Research-ethics committees justify their existence on the grounds that they have an important role to play in protecting the human subjects of research. Certainly, this argument makes sense in relation to biomedical research, where such review bodies originated. And everyone can agree that academics have a responsibility to ensure that the people they study are treated with dignity and respect. It is also important that academics exercise great care in dealing with children and vulnerable sections of society. Unfortunately, ethics committees today treat vulnerability as the defining characteristic of the human condition. As a result, there is a growing tendency to regard research as risky and as a potentially dangerous activity.

"Is research-ethics review a moral panic?" asks Will C. Van Den Hoonard in a recent edition of The Canadian Review of Sociology and Anthropology . He suggests that "ethics-review bodies can overstate risks" in order to create an incentive for regulation and monitoring. There is little doubt that the transformation of research into a risky enterprise provides British research-ethics committees with a justification for their role as moral gatekeepers.

Ethics committees are particularly troublesome for academics involved in qualitative research. The people we research are not just passive human subjects but participants in an open-ended enterprise. Their reactions and insights shape the subsequent direction of our work. I have always found that my research moves in unexpected directions and towards issues that were not previously anticipated. It is difficult to work out all the relevant questions in advance and, of course, it is not evident which kind of queries prove to be stressful or annoying to the participant prior to the experience. That is why researchers need the freedom to improvise and change direction in response to problems and issues thrown up in the course of their work.
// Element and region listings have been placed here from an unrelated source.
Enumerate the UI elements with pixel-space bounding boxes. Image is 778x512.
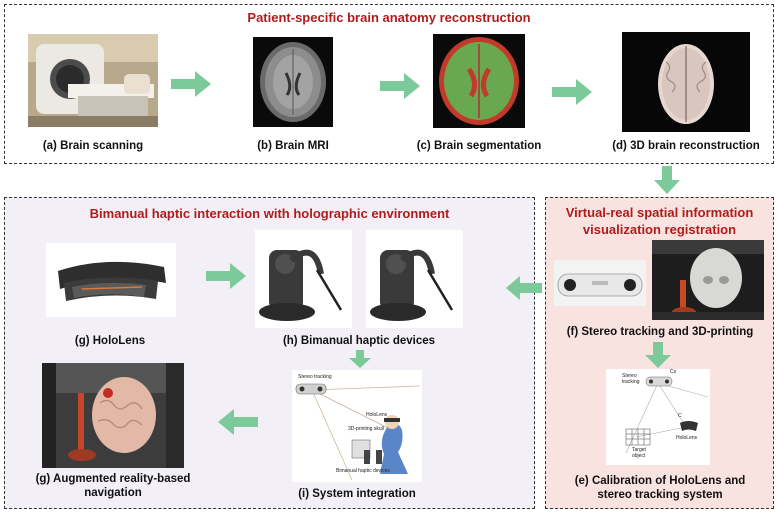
panel-title-registration-line1: Virtual-real spatial information	[565, 205, 754, 220]
image-3d-printed-skull	[652, 240, 764, 320]
image-ar-navigation	[42, 363, 184, 468]
image-brain-segmentation	[433, 34, 525, 128]
label-calib-tracking: tracking	[622, 379, 640, 385]
label-calib-target: Target	[632, 447, 646, 453]
caption-ar-navigation-line2: navigation	[84, 487, 142, 499]
image-3d-brain	[622, 32, 750, 132]
image-system-integration: Stereo tracking HoloLens 3D-printing sku…	[292, 370, 422, 482]
image-haptic-device-left	[255, 230, 352, 328]
caption-3d-brain: (d) 3D brain reconstruction	[612, 140, 760, 152]
label-calib-cs: Cs	[670, 369, 677, 375]
caption-brain-scanning: (a) Brain scanning	[42, 140, 144, 152]
image-hololens	[46, 243, 176, 317]
image-haptic-device-right	[366, 230, 463, 328]
caption-brain-segmentation: (c) Brain segmentation	[416, 140, 542, 152]
caption-calibration-line2: stereo tracking system	[597, 489, 723, 501]
panel-title-haptic: Bimanual haptic interaction with hologra…	[89, 206, 450, 221]
caption-hololens: (g) HoloLens	[74, 335, 146, 347]
panel-brain-reconstruction	[4, 4, 774, 164]
caption-system-integration: (i) System integration	[298, 488, 416, 500]
label-stereo-tracking: Stereo tracking	[298, 374, 332, 380]
caption-haptic-devices: (h) Bimanual haptic devices	[282, 335, 436, 347]
caption-ar-navigation-line1: (g) Augmented reality-based	[35, 473, 191, 485]
label-3d-printing-skull: 3D-printing skull	[348, 426, 384, 432]
image-brain-mri	[253, 37, 333, 127]
caption-brain-mri: (b) Brain MRI	[257, 140, 329, 152]
image-stereo-tracker	[554, 260, 646, 306]
arrow-right-2	[380, 73, 420, 99]
arrow-down-1	[654, 166, 680, 194]
image-brain-scanning	[28, 34, 158, 127]
caption-stereo-tracking-printing: (f) Stereo tracking and 3D-printing	[566, 326, 754, 338]
arrow-down-3	[645, 342, 671, 368]
panel-title-registration-line2: visualization registration	[582, 222, 737, 237]
arrow-right-3	[552, 79, 592, 105]
label-calib-c: C	[678, 413, 682, 419]
label-hololens-integration: HoloLens	[366, 412, 388, 418]
panel-title-reconstruction: Patient-specific brain anatomy reconstru…	[247, 10, 531, 25]
label-calib-stereo: Stereo	[622, 373, 637, 379]
label-calib-hololens: HoloLens	[676, 435, 698, 441]
image-calibration-diagram: Stereo tracking Cs C HoloLens Target obj…	[606, 369, 710, 465]
arrow-left-1	[218, 409, 258, 435]
arrow-right-1	[171, 71, 211, 97]
arrow-down-2	[349, 350, 371, 368]
arrow-left-2	[506, 276, 542, 300]
label-calib-object: object	[632, 453, 646, 459]
label-haptic-devices-integration: Bimanual haptic devices	[336, 468, 390, 474]
caption-calibration-line1: (e) Calibration of HoloLens and	[574, 475, 746, 487]
arrow-right-4	[206, 263, 246, 289]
Research-ethics reviews tend to inhabit a different intellectual universe. They feel most comfortable with standardised questionnaires and clear-cut designs. They are drawn towards methodologies that minimise uncertainty and risk. Aside from the question of academic freedom, they encourage boring, conformist research.
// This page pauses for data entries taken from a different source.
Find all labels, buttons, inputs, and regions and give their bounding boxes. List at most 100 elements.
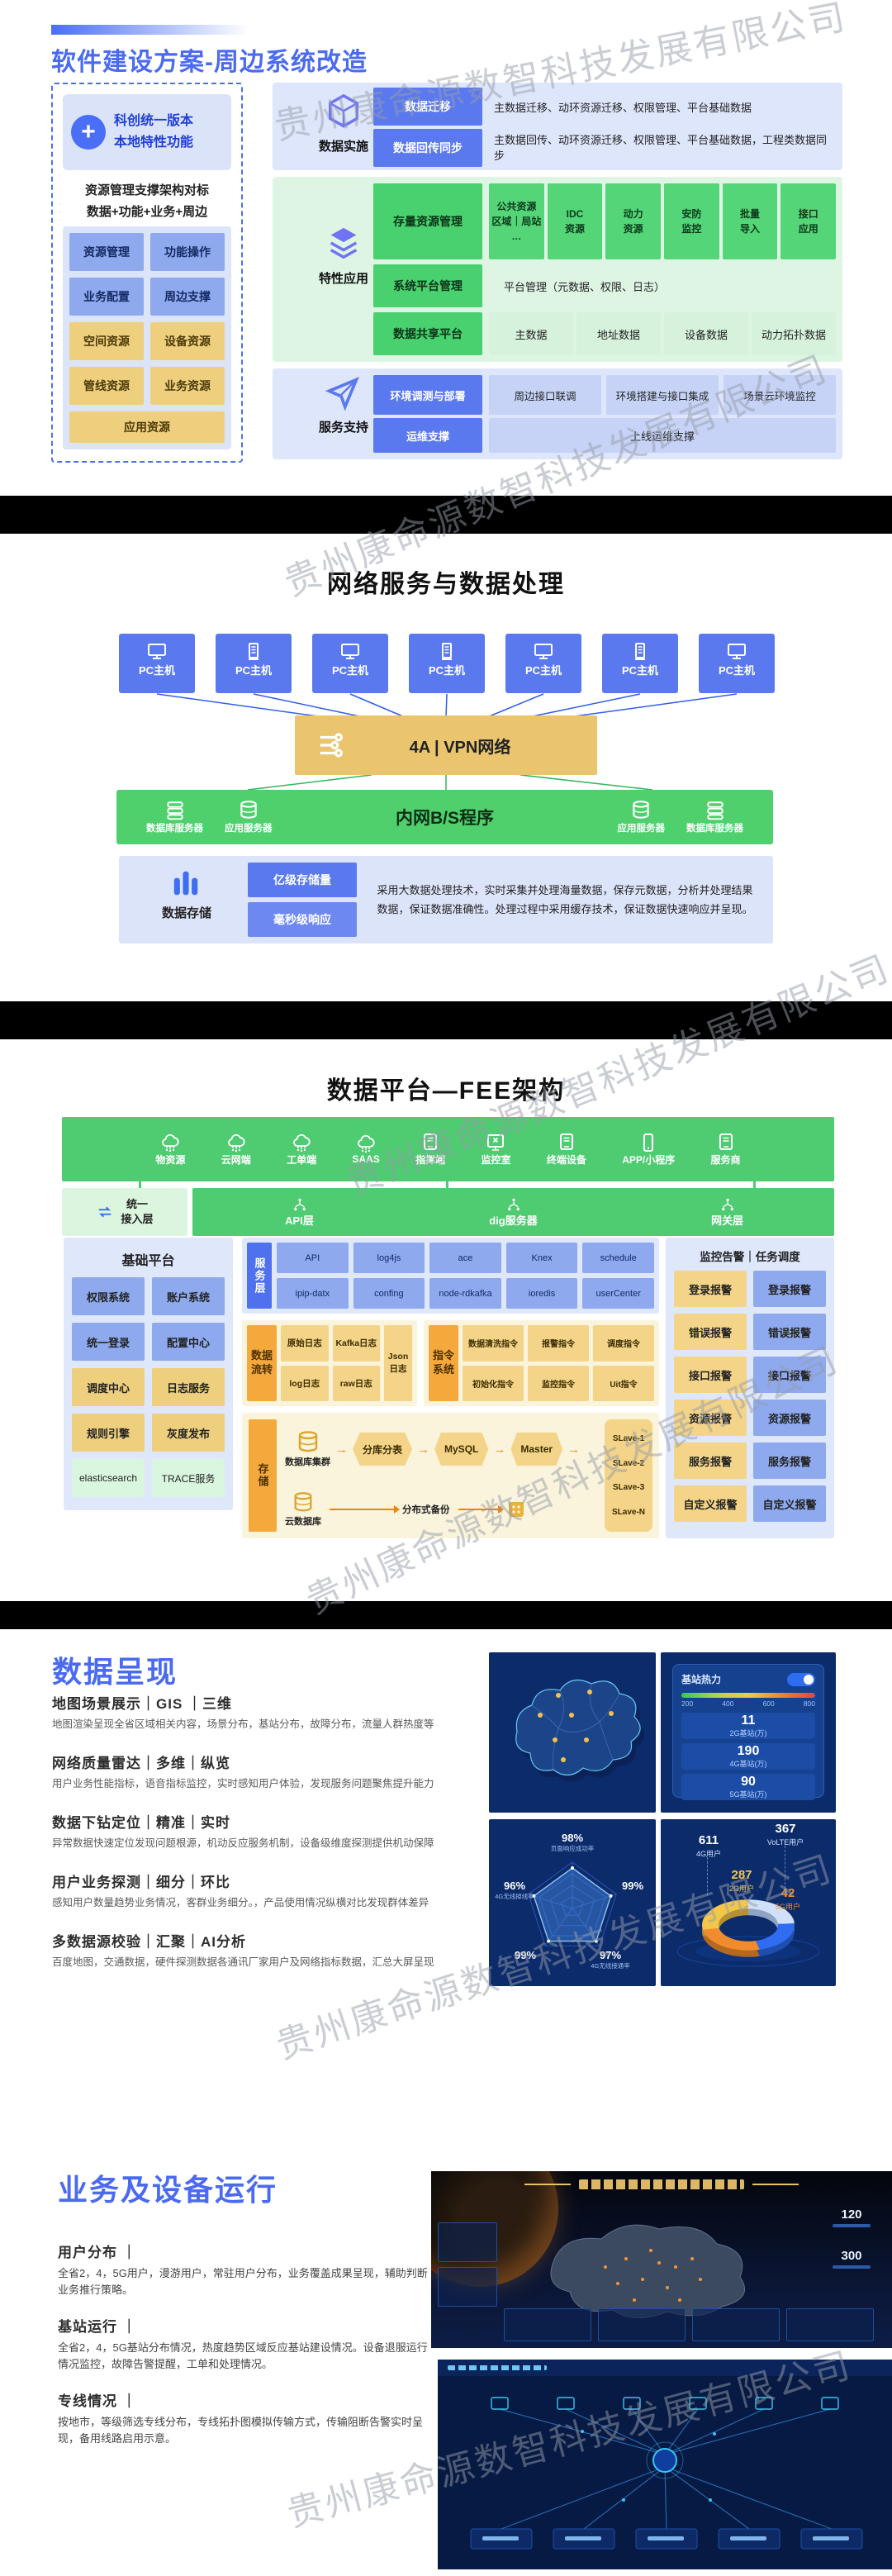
service-layer-label: 服务层 bbox=[247, 1243, 272, 1309]
access-column-label: 网关层 bbox=[710, 1214, 743, 1227]
mini-panel bbox=[438, 2222, 497, 2262]
fee-endpoint-bar: 物资源 云网端 工单端 SAAS 指挥端 监控室 终端设备 APP/小程序 服务… bbox=[62, 1117, 834, 1181]
tablet-icon bbox=[557, 1133, 576, 1153]
stock-resource-cell: 安防 监控 bbox=[664, 183, 719, 259]
feature-block: 专线情况 ｜ 按地市，等级筛选专线分布，专线拓扑图模拟传输方式，传输阻断告警实时… bbox=[58, 2389, 438, 2464]
arrow-icon: → bbox=[493, 1442, 506, 1457]
feature-desc: 用户业务性能指标，语音指标监控，实时感知用户体验，发现服务问题聚焦提升能力 bbox=[52, 1778, 434, 1789]
alarm-cell: 自定义报警 bbox=[753, 1485, 826, 1522]
stat-value: 90 bbox=[741, 1774, 756, 1789]
stat-value: 367 bbox=[775, 1822, 796, 1836]
monitor-x-icon bbox=[486, 1133, 505, 1153]
stat-value: 11 bbox=[741, 1713, 756, 1728]
scale-tick: 600 bbox=[762, 1699, 775, 1708]
module-cell: 周边支撑 bbox=[150, 278, 225, 316]
base-cell: 灰度发布 bbox=[152, 1414, 225, 1452]
db-storage-panel: 存储 数据库集群 → 分库分表 → MySQL → Master → SLave… bbox=[242, 1413, 659, 1538]
stat-label: 2G基站(万) bbox=[729, 1729, 767, 1738]
access-column: dig服务器 bbox=[406, 1188, 620, 1236]
connector-tick bbox=[446, 1181, 448, 1188]
feature-heading: 专线情况 ｜ bbox=[58, 2393, 137, 2409]
heat-stat: 190 4G基站(万) bbox=[681, 1743, 815, 1770]
endpoint-label: SAAS bbox=[352, 1153, 380, 1165]
scale-tick: 400 bbox=[722, 1699, 734, 1708]
stat-label: 5G基站(万) bbox=[729, 1790, 767, 1799]
monitor-row: 错误报警 错误报警 bbox=[674, 1314, 826, 1350]
title-fin bbox=[752, 2184, 799, 2185]
unified-access-box: 统一 接入层 bbox=[62, 1188, 187, 1236]
alarm-cell: 资源报警 bbox=[753, 1400, 826, 1436]
server-node: 应用服务器 bbox=[225, 800, 273, 834]
tablet-icon bbox=[716, 1133, 736, 1153]
scale-tick: 200 bbox=[681, 1699, 694, 1708]
report-cell: 错误报警 bbox=[674, 1314, 747, 1350]
radar-value: 99% bbox=[621, 1880, 644, 1892]
base-cell: elasticsearch bbox=[72, 1459, 145, 1497]
s1-title: 软件建设方案-周边系统改造 bbox=[51, 49, 368, 76]
log-cell: log日志 bbox=[281, 1365, 329, 1401]
bs-title: 内网B/S程序 bbox=[395, 809, 494, 828]
slave-label: SLave-1 bbox=[612, 1434, 645, 1444]
server-node: 数据库服务器 bbox=[146, 800, 203, 834]
heat-title: 基站热力 bbox=[681, 1674, 722, 1685]
radar-point-bl: 99% bbox=[501, 1949, 550, 1961]
mini-panel bbox=[598, 2308, 686, 2341]
topology-header bbox=[438, 2360, 892, 2376]
json-log-cell: Json 日志 bbox=[384, 1325, 412, 1401]
feature-desc: 感知用户数量趋势业务情况，客群业务细分。，产品使用情况纵横对比发现群体差异 bbox=[52, 1897, 429, 1908]
scale-tick: 800 bbox=[803, 1699, 815, 1708]
pc-label: PC主机 bbox=[138, 664, 176, 677]
service-cell: node-rdkafka bbox=[429, 1278, 501, 1309]
feature-desc: 百度地图，交通数据，硬件探测数据各通讯厂家用户及网络指标数据，汇总大屏呈现 bbox=[52, 1956, 434, 1968]
heat-gradient-bar bbox=[681, 1693, 815, 1698]
endpoint-监控室: 监控室 bbox=[481, 1133, 510, 1167]
stat-value: 611 bbox=[698, 1833, 719, 1847]
storage-desc: 采用大数据处理技术，实时采集并处理海量数据，保存元数据，分析并处理结果数据，保证… bbox=[377, 883, 753, 915]
fork-icon bbox=[292, 1197, 307, 1212]
monitor-icon bbox=[726, 642, 747, 662]
endpoint-云网端: 云网端 bbox=[221, 1133, 251, 1167]
cloud-icon bbox=[356, 1134, 376, 1153]
service-cell: ace bbox=[429, 1243, 501, 1273]
command-cell: 数据清洗指令 bbox=[463, 1325, 524, 1362]
data-share-cell: 动力拓扑数据 bbox=[752, 312, 836, 355]
endpoint-服务商: 服务商 bbox=[711, 1133, 741, 1167]
resource-cell: 设备资源 bbox=[150, 322, 225, 360]
send-icon bbox=[325, 375, 361, 411]
feature-heading: 多数据源校验｜汇聚｜AI分析 bbox=[52, 1934, 246, 1950]
phone-icon bbox=[638, 1133, 658, 1153]
tower-icon bbox=[243, 642, 264, 662]
radar-value: 96% bbox=[503, 1880, 526, 1892]
data-share-btn: 数据共享平台 bbox=[373, 312, 482, 355]
badge-line1: 科创统一版本 bbox=[114, 114, 194, 129]
monitor-row: 服务报警 服务报警 bbox=[674, 1442, 826, 1479]
log-cell: 原始日志 bbox=[281, 1325, 329, 1362]
stat-label: VoLTE用户 bbox=[766, 1837, 804, 1846]
endpoint-label: 服务商 bbox=[710, 1153, 741, 1166]
data-share-cell: 设备数据 bbox=[664, 312, 748, 355]
cloud-icon bbox=[292, 1133, 311, 1153]
stat-value: 190 bbox=[737, 1743, 760, 1758]
service-cell: Knex bbox=[505, 1243, 578, 1273]
data-migration-btn: 数据迁移 bbox=[373, 88, 482, 126]
heat-toggle[interactable] bbox=[787, 1672, 815, 1686]
separator-bar bbox=[0, 496, 892, 534]
command-cell: 初始化指令 bbox=[463, 1365, 524, 1401]
dashboard-screenshot-topology bbox=[438, 2360, 892, 2569]
monitor-icon bbox=[533, 642, 554, 662]
server-node: 应用服务器 bbox=[618, 800, 665, 834]
s1-badge: + 科创统一版本 本地特性功能 bbox=[63, 94, 231, 170]
screen-title-bar bbox=[431, 2179, 892, 2189]
s4-title: 数据呈现 bbox=[52, 1655, 178, 1689]
feature-desc: 按地市，等级筛选专线分布，专线拓扑图模拟传输方式，传输阻断告警实时呈现，备用线路… bbox=[58, 2416, 424, 2445]
arrow-icon: → bbox=[567, 1442, 581, 1457]
fork-icon bbox=[720, 1197, 735, 1212]
endpoint-label: 云网端 bbox=[221, 1153, 251, 1166]
donut-chart bbox=[676, 1899, 820, 1967]
data-sync-desc: 主数据回传、动环资源迁移、权限管理、平台基础数据，工程类数据同步 bbox=[494, 133, 828, 163]
pc-node: PC主机 bbox=[602, 634, 678, 693]
master-hex: Master bbox=[510, 1433, 563, 1466]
Of course, many ethics committees are inhabited by sensitive and intelligent people. Who could possibly object to such individuals reviewing the ethics of someone's research? I do. It is quite right that ethical issues are debated, but to police research in the name of ethics is another matter. It is worth remembering that such review bodies are not in the business of discussing the finer points of ethics. They are concerned with issues such as risk, litigation, the reputation of a university and the management of research. In practice, they are not so much an ethics committee, as bureaucratic gatekeepers who use ethics as a managerial ideology.

Frank Furedi is professor of sociology at the University of Kent at Canterbury.